On Saturday, crews hauled away debris as engineers determined if the structural integrity of the brick theater was intact.
“The building will hopefully get remodeled. It will get redone,” Schadle said. “Some of the injuries are life-changing, and that’s the hardest thing about it.”
Crews used drone footage to survey the interior and exterior of the building, and structural engineers used a lift to inspect the damage from above. There weren’t any concerns that the area needed to be cleared because of the potential for further collapse. Schadle said they hoped to reopen the road soon.
The chief said structural engineers work was preliminary, but there was optimism that the building could be repaired. It’s still unclear the total cost of the damage or the feasibility of repair.
“We’re all rooting for the Apollo,” he said. “It’s a historical building. It’s been here a long time. We’re optimistic and hopeful that someday there will be concerts in here again.”
The Apollo opened in January 1922 and is now owned by Maria Martinez and her family. It has a capacity for nearly 1,000 people and had about 260 there Friday night, according to fire officials.
“The owner cares about the people. She’s deeply upset about the entire situation,” said Schadle, who stood side-by-side with Martinez several times outside the theater Saturday morning. “She feels horrible about everybody that was injured.
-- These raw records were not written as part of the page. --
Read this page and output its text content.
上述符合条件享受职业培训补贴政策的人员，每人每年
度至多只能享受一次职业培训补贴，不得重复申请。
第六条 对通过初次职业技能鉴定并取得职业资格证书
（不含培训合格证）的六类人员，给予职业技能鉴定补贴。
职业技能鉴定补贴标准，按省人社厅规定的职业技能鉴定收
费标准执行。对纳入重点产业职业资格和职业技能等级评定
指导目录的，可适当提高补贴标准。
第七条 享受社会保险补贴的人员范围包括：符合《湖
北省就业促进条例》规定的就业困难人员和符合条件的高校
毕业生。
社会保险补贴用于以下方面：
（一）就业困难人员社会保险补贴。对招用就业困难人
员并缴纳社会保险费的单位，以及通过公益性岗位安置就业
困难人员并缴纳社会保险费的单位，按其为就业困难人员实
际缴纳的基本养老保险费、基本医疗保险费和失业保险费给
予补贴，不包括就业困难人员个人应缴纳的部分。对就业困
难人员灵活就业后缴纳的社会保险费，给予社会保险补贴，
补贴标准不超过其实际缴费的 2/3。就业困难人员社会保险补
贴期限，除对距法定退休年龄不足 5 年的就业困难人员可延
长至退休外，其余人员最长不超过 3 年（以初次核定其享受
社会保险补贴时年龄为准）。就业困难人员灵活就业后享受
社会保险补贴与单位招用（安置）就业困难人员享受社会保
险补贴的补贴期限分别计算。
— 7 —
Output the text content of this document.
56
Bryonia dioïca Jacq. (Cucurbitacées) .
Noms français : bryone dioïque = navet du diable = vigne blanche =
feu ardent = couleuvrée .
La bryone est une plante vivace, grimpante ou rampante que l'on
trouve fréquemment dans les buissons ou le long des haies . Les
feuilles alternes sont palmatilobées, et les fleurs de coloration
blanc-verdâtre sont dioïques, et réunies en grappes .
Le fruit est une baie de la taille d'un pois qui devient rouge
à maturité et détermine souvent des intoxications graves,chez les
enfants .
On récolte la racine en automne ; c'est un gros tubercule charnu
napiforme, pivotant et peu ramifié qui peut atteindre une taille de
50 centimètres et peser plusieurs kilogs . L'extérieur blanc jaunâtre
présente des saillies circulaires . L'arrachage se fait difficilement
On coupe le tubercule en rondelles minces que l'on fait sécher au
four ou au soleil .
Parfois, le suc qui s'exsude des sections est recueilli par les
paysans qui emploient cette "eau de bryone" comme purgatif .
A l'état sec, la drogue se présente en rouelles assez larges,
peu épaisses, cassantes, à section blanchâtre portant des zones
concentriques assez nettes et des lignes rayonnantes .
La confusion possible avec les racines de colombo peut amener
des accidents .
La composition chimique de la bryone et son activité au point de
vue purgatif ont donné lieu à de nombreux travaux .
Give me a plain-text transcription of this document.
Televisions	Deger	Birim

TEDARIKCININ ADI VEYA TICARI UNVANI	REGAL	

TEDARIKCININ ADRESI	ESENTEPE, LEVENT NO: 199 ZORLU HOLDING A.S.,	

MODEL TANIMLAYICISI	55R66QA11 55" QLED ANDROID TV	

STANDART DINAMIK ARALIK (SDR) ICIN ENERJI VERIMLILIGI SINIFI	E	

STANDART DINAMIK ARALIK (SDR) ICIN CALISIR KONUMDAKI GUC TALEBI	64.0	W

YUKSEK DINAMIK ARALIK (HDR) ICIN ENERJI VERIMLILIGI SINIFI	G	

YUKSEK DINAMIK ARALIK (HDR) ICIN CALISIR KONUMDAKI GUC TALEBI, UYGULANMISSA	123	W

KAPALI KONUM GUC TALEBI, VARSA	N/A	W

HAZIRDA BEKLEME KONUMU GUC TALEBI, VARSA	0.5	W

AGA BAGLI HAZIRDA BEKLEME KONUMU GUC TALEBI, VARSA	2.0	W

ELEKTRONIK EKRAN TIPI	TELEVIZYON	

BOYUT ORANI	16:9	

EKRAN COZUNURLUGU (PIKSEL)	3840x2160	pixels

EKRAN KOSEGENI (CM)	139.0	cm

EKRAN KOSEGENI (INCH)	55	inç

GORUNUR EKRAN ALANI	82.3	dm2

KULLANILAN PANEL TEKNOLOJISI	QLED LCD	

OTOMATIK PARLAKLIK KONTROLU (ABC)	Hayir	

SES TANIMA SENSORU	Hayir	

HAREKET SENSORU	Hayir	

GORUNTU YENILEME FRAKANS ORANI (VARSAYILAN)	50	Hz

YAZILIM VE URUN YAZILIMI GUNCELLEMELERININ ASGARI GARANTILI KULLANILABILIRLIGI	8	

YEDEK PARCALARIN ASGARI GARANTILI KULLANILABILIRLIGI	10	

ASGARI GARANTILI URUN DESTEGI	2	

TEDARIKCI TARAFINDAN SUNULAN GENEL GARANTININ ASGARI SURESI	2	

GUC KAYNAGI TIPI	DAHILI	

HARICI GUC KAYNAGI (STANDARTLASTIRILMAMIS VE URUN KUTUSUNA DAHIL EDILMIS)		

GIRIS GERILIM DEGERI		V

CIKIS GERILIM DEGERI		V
She cares about the community and cares about the structure.”
The area was under a tornado watch Friday, and then the upgraded tornado warning was issued about 20 minutes before the damage to downtown Belvidere occurred, according to the National Weather Service.
The National Weather Service says a trained spotter identified a tornado near Caledonia in Boone County. It also said an EF-1 tornado was confirmed in Belvidere.
Schadle said the building has withstood strong storms before, and the damage caused Friday was unpredictable.
“Was this situation likely based on the information prior to it happening? Absolutely not,” he said. “It’s been here a hundred years and it has not happened. Unfortunately, last night it happened.”
“Just past behind the building there’s entire rows of huge trees that are knocked down. Buildings can’t withstand those type events all the time, and it had many times.”
Jose Castano, an employee at Lung Fung, which is next door to The Apollo, said he and his coworkers were inside taking orders when heavy winds started blowing. They initially had the kitchen door open to cool off when the wind started to pick up.
“Once the wind started blowing, we tried to close it. It took us three people to close the door,” Castano said.
That’s when he said they started to hear the commotion of the damage next door, and people started scrambling to respond to the chaotic scene.
“I was scared myself,” he said. “It was horrible. It’s the saddest thing I’ve ever seen.”
Lung Fung also sustained damage to its roof and facade, although not to the extent of the neighboring theater.
Illinois Emergency Management Agency is surveying the region to determine the extent of the damage and quantify the cost. The agency said there were also three fatalities in Crawford County from a residential structure collapse.
Schadle gave credit to people at the concert for their quick response, working side-by-side with first responders to help the injured. Videos posted on social media show people working together to hoist debris up and help the injured.
“One-hundred percent the bystanders made a difference,” he said. “The community response was amazing. … There were definitely many lives saved yesterday by quick trauma care, quick transport, good triage.”